15 …доколе Антиох и Митридат угрожали безопасности империй… — Антиох — имя сирийских царей, боровшихся с Грецией и Римом; Митридат — имя царей династии, правившей в Северном Причерноморье (Понт).
16 …распрей между Антонием и младым Октавианом. — Марк Антоний (82— 30 до н. э.), римский политический деятель и полководец; после убийства Цезаря он попытался стать его преемником, но поссорившись с Октавианом (впоследствии — Августом), вступил с последним в войну, в ходе которой потерпел поражение.
17 …есть в Афинах какие-то Врата… — Имеются в виду Пропилеи Афинского акрополя, построенные в 437—431 гг. до н. э. архитектором Мнесиклом; они состояли из 5 ворот, имеющих с обеих сторон шестиколонные залы и боковые сооружения, среди них — пинакотека, собрание картин.
18 …ужасный век Калигулы, Нерона и Домициана. — Калигула (Гай Цезарь Германик, 12—41), Клавдий Друз Германик Цезарь Нерон (37—68), Тит Флавий Домициан (51—96) — римские императоры I в. н. э., правление которых отличалось деспотическим произволом, разбазариванием государственных средств, притеснениями населения и т. д.
19 …muhi res, поп те rebus subjЭngere…См.: Гораций. «Послания». I. 1, 19.
20 …о последователях Хрисиппа… — Хрисипп (ок. 280—ок. 204), греческий философ, стоик; путем систематизации и совершенствования учения своих предшественников (Зенона, Клеанфа) придал стоической философии ее общераспространенный образ.
21 …несколько слов о музыканте Тигеллии… — Хлебосол Тигеллий из Сардинии был модным певцом; ему покровительствовали Юлий Цезарь и Клеопатра, а потом и Октавиан.

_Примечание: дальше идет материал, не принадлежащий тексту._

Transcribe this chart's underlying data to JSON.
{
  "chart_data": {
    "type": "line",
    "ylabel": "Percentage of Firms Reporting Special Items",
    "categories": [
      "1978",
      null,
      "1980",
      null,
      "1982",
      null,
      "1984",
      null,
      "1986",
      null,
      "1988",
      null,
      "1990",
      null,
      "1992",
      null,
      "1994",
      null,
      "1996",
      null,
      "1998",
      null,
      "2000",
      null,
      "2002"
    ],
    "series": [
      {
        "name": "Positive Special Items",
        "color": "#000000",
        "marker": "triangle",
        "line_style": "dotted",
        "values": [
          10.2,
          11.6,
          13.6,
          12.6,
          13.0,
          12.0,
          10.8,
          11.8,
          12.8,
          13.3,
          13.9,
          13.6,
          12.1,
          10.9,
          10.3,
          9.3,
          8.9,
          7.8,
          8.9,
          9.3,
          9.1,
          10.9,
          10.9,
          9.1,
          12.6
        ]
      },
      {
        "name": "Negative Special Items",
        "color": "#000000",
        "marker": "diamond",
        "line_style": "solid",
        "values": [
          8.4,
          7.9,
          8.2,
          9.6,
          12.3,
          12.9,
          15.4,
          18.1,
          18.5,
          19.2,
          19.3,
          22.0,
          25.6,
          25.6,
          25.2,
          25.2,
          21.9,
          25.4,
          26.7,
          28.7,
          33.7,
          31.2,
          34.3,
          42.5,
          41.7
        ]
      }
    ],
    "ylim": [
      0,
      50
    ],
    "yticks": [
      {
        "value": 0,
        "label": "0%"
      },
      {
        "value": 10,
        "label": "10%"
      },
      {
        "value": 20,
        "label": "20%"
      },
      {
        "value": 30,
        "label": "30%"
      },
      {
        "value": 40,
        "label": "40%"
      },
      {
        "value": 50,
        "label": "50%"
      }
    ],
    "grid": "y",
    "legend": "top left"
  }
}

Как свидетельствуют письма Цицерона, влияния этого певца боялся даже проконсул (см.: Письма Марка Туллия Цицерона. М.; Л., 1951. Т. 3. С. 199, 212 и др.).
22 …Sardi vИnales, alius alio nequor… — Пословица встречается в письмах Цицерона («Письма к близким». VII. 24, 2).
- ↑ Non regno tarnen, neque Dictatura sed Principis nomine constitutam Rempublicam. — Tacit. Ann. Lib. I. IX. («Однако государство управлялось именем не царя или диктатора, а принцепса» II Тацит. «Анналы». I, 9).
- ↑ трапеза прихлебателей (лат.).
- ↑ и умирающему вспоминается милый Аргос (лат.).
- ↑ подчинить себе обстоятельства, а не покоряться им (лат.).
- ↑ В пословицу вошло говорить о них: Sardi venales, alius alio nequior. (Продажные сардинцы, один другого негоднее (лат.)).22
- ↑ «О Тигеллий расскажи мне все и как можно быстрее: ведь я в нерешительности» (лат.).